Com tudo isso, a degradação mental do personagem principal se torna crescente chegando a atingir níveis em que sua personalidade se torna autodestrutiva. Além de se arriscar conscientemente com companheiros que não se esforçam muito para manter sua segurança, Serpico vai perdendo aos poucos sua namorada Laurie, cujo grande amor por ele vai definhando na mesma proporção em que seu medo e sua desconfiança aumentam.
Contudo, deve-se ponderar que nada disso seria possível senão com a colaboração de um inspiradíssmo Al Pacino. Ao assistir a esse filme, me parece que o início da carreira desse renomado ator foi definitivamente sua melhor fase. Sinceramente, não consigo pensar em nenhum outro que conseguisse interpretar a transformação de um inocente inofensivo a um ameaçador paranóico com tanta conveniência e ainda por duas vezes seguidas. Nesse filme, a excelente atuação da atriz Barbara Eda-Young somente impediu que ela não fosse esmagada por Pacino, assim cmo os outros coadjuvantes. E isso confirma que a Nova Hollywood não só revelara grandes talentos atrás das câmeras, mas também à frente delas.
Depois de Serpico ser transferido de unidade inúmeras vezes devido à sua insatisfação, somos finalmente conectados àquela tragédia anunciada no início em uma cena realmente tensa. Quando seus compnaheiros resolvem não ajudá-lo, o protagonista é baleado e levado a um hospital. Seu breve choro no leito do hospital nos traz uma comoção, um sentimento amargo de derrota. Mais uma demonstração do grande alcance cênico do ator Al Pacino. E finalmente, Frank Serpico se recupera e depõe contra a corrupção em um dos escândalos mais populares da história da polícia americana. Afinal, ele realmente fez algo.

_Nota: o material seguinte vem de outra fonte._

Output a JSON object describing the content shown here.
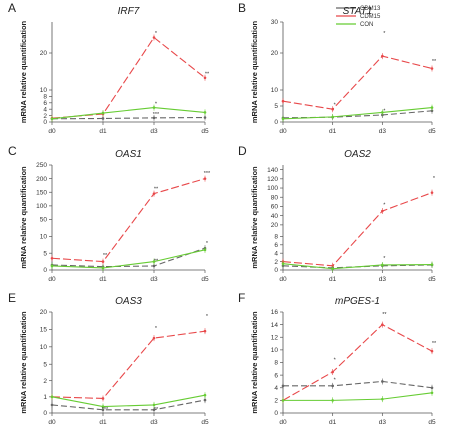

Em perspectiva, pode-se identificar Serpico como um filme típico daquela época sem grandes dificuldades. Como dizem, um filme é sempre reflexo de seu tempo: as ruas cinzentas e decadentes de Nova York e o sentimento de insatisfação e inquietude de seu protagonista sintetizam o significado de toda aquela nova onda de filmes que vinham sendo e seriam realizados naquele tempo. Somente um filme daquela época seria capaz de expor uma fratura daquela magnitude em uma das instituições de mais prestígio do país com tanta liberdade, sobretudo por se tratar de um acontecimento real. Sydney Lumet apenas reforçava o coro dos tantos jovens cineastas da época, que através da arte refletiam toda a desilusão com a realidade, causada principalmente pela Guerra do Vietnã, e o questionamento do falso moralismo e da aceitação não arbitrária de imposições socioculturais pré-determinadas que imperou durante tanto tempo. Com tudo isso para explorar, não é à toa que a época em questão é configurada como uma das mais criativas da história do cinema.